Ted Snell was born in 1949, at Geraldton, Western Australia. After completing an Associateship in Art Teaching he travelled to England to undertake postgraduate study in Birmingham. He returned to Australia and began teaching part-time at WAIT (now Curtin University of Technology), where he was Professor of Contemporary Art and Dean of Art, John Curtin Gallery. In 2009 he was appointed as Director of the Cultural Precinct at the University of Western Australia.

Over the past two decades he has contributed to the national arts agenda through his role as Chair of the Australian Council of University Art and Design Schools, Chair of Artbank, Chair of the Asialink Visual Arts Advisory Committee and as a Board member of the National Association for the Visual Arts. He is currently Chair of the Visual Arts Board of the Australia Council.

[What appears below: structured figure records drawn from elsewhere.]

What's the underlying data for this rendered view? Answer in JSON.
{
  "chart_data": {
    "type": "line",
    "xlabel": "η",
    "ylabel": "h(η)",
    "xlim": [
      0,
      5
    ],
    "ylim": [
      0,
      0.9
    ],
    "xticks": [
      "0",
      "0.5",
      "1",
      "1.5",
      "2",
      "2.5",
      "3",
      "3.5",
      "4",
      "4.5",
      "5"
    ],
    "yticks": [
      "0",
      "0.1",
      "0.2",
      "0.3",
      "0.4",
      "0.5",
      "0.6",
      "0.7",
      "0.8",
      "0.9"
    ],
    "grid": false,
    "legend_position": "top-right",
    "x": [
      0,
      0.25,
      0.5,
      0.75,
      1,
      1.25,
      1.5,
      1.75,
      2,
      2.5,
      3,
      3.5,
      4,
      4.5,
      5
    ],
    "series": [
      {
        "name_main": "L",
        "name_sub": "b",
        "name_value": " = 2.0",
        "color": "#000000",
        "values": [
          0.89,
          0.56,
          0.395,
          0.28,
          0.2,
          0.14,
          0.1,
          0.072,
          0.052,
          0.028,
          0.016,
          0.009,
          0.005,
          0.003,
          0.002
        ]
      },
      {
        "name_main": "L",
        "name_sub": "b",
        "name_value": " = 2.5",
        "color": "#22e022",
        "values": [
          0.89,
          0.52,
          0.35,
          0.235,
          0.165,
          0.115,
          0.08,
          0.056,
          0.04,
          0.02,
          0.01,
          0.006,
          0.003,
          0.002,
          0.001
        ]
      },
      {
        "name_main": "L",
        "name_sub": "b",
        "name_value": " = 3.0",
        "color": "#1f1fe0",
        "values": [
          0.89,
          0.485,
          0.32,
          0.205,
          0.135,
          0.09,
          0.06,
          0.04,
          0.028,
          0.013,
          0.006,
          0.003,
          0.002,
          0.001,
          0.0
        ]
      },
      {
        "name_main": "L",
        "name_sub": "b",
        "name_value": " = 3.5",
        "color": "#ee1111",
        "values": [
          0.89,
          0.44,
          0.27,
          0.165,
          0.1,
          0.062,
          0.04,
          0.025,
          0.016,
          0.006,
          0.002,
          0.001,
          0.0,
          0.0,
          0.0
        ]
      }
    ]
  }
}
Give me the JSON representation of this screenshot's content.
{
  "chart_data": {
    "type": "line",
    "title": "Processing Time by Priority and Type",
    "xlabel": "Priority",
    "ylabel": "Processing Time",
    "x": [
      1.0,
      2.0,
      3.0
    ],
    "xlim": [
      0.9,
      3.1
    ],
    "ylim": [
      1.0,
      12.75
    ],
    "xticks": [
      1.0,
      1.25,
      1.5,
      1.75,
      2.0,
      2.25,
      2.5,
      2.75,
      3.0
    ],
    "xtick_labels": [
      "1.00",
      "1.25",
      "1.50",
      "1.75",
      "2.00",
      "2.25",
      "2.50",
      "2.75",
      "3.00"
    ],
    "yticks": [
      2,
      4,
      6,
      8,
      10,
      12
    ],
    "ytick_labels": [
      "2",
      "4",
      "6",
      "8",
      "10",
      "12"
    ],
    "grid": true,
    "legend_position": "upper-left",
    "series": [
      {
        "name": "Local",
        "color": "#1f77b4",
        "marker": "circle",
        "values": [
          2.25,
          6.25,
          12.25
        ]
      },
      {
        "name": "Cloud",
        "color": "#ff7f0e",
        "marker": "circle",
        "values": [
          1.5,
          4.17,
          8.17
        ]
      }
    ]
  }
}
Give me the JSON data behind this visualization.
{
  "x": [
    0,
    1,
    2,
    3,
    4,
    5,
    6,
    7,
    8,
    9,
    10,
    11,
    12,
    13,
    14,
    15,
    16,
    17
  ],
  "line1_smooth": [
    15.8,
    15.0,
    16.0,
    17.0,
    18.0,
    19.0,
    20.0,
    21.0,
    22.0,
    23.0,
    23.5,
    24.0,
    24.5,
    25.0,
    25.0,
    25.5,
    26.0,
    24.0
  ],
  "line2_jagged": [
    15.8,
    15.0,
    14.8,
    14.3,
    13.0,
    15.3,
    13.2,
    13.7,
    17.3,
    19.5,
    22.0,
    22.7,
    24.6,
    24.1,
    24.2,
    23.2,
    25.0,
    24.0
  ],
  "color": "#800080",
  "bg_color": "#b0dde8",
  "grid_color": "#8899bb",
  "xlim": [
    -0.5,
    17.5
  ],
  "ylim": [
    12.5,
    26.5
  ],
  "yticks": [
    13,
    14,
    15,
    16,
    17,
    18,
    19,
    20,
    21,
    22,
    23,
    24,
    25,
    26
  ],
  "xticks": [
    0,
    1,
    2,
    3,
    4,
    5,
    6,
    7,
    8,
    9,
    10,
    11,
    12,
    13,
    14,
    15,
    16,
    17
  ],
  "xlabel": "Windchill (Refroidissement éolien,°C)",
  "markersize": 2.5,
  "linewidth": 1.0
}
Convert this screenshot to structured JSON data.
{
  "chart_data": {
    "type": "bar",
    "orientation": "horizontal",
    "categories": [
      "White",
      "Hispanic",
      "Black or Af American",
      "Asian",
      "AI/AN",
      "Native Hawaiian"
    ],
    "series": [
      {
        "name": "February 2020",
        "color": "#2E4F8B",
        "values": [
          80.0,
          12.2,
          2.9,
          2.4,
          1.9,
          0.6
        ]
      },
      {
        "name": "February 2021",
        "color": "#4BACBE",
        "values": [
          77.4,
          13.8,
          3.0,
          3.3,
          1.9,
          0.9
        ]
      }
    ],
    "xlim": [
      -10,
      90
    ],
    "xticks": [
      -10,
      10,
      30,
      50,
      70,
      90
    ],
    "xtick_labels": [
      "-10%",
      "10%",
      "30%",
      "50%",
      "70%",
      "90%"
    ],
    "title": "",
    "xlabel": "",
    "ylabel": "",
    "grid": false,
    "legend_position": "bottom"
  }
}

He has been a commentator on the arts for ABC radio and television and is currently art reviewer for The Australian and a regular contributor to local and national journals. He has published several books and has curated numerous exhibitions, many of which document the visual culture of Western Australia. Ted Snell is also a visual artist and since 1968 he has shown his work in solo exhibitions in Perth, Melbourne and Brisbane, and in numerous group exhibitions. His work is represented in many public and private collections, including the National Gallery of Australia, the Art Gallery of Western Australia and Artbank.